Ollama
Run, manage, and query large language models locally with Ollama CLI and REST API.
Installation
Install Ollama on Linux or macOS.
curl -fsSL https://ollama.com/install.sh | sh
Start the server manually if needed.
ollama serve
💡 Tip: On Linux, Ollama installs as a
systemdservice. Usesystemctl status ollamato check status.
Model Management
Pull a Model
ollama pull [model]
Pull a specific tag.
ollama pull llama3.2:3b
Pull a quantized variant.
ollama pull mistral:7b-instruct-q4_K_M
List Downloaded Models
ollama list
Show Model Details
ollama show [model]
Show only the Modelfile.
ollama show [model] --modelfile
Copy a Model
ollama cp [model] my-custom-name
Remove a Model
ollama rm [model]
Push a Model to Registry
ollama push username/[model]
Running Models
Interactive Chat (REPL)
ollama run [model]
Run with an initial prompt.
ollama run [model] "[prompt]"
💡 Tip: Inside the REPL, type
/helpto see commands like/set,/save,/load,/bye.
Pipe Input
echo "[prompt]" | ollama run [model]
Summarize a file piped into the model.
cat document.txt | ollama run [model] "Summarize this document."
Multiline Prompt
ollama run [model] <<'EOF'
Explain the following Rust error in plain English:
error[E0502]: cannot borrow `x` as mutable because it is also borrowed as immutable
EOF
Run with Custom Parameters
ollama run [model] --verbose
REST API
The Ollama server exposes a REST API at http://localhost:11434.
Generate (Single-Turn)
Parameters:
model(Required): Model name.prompt(Required): The input prompt.stream(Optional): Stream tokens as they generate (default:true).options(Optional): Model parameters (temperature, top_p, etc.).

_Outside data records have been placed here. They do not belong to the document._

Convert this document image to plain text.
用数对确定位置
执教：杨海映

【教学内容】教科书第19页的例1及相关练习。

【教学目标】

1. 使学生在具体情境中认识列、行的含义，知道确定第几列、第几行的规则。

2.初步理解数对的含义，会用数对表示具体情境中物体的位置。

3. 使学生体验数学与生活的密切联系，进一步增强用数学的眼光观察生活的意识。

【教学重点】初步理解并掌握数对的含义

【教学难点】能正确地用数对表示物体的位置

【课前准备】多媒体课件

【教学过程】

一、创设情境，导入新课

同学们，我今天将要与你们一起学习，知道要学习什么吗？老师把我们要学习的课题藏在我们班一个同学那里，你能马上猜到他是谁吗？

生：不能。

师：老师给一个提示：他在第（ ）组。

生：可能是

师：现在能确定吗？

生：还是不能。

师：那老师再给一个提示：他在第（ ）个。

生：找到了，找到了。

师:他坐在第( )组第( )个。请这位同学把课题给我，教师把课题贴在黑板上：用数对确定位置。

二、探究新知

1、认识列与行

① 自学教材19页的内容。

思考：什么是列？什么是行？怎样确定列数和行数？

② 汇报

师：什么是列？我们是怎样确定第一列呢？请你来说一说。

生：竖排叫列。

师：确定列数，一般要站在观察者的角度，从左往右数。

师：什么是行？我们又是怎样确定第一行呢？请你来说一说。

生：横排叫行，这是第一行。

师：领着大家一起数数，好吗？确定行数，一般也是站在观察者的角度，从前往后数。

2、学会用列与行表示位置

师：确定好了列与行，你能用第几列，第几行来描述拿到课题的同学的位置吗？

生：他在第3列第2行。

curl [host]/api/generate \
-H "Content-Type: application/json" \
-d '{
"model": "[model]",
"prompt": "[prompt]",
"stream": false
}'
Generate with Options
curl [host]/api/generate \
-H "Content-Type: application/json" \
-d '{
"model": "[model]",
"prompt": "[prompt]",
"stream": false,
"options": {
"temperature": 0.1,
"top_p": 0.9,
"top_k": 40,
"num_predict": 512,
"seed": 42
}
}'
Chat (Multi-Turn)
curl [host]/api/chat \
-H "Content-Type: application/json" \
-d '{
"model": "[model]",
"stream": false,
"messages": [
{"role": "system", "content": "You are a concise Linux expert."},
{"role": "user", "content": "What does the 2>/dev/null trick do?"}
]
}'
Chat with History
curl [host]/api/chat \
-H "Content-Type: application/json" \
-d '{
"model": "[model]",
"stream": false,
"messages": [
{"role": "user", "content": "What is a closure?"},
{"role": "assistant", "content": "A closure is a function that captures variables from its enclosing scope..."},
{"role": "user", "content": "Show me an example in Rust."}
]
}'
Embeddings
curl [host]/api/embed \
-H "Content-Type: application/json" \
-d '{
"model": "nomic-embed-text",
"input": "Rust ownership rules explained."
}'
List Local Models (API)
curl [host]/api/tags
Show Model Info (API)
curl [host]/api/show \
-H "Content-Type: application/json" \
-d '{"name": "[model]"}'
Pull a Model (API)
curl [host]/api/pull \
-H "Content-Type: application/json" \
-d '{"name": "[model]", "stream": false}'
Delete a Model (API)
curl -X DELETE [host]/api/delete \
-H "Content-Type: application/json" \
-d '{"name": "[model]"}'
Check Running Models
curl [host]/api/ps
Modelfile
Create a custom model with a Modelfile:
Basic Modelfile
FROM [model]
SYSTEM """
You are an expert Rust engineer. You write safe, idiomatic Rust.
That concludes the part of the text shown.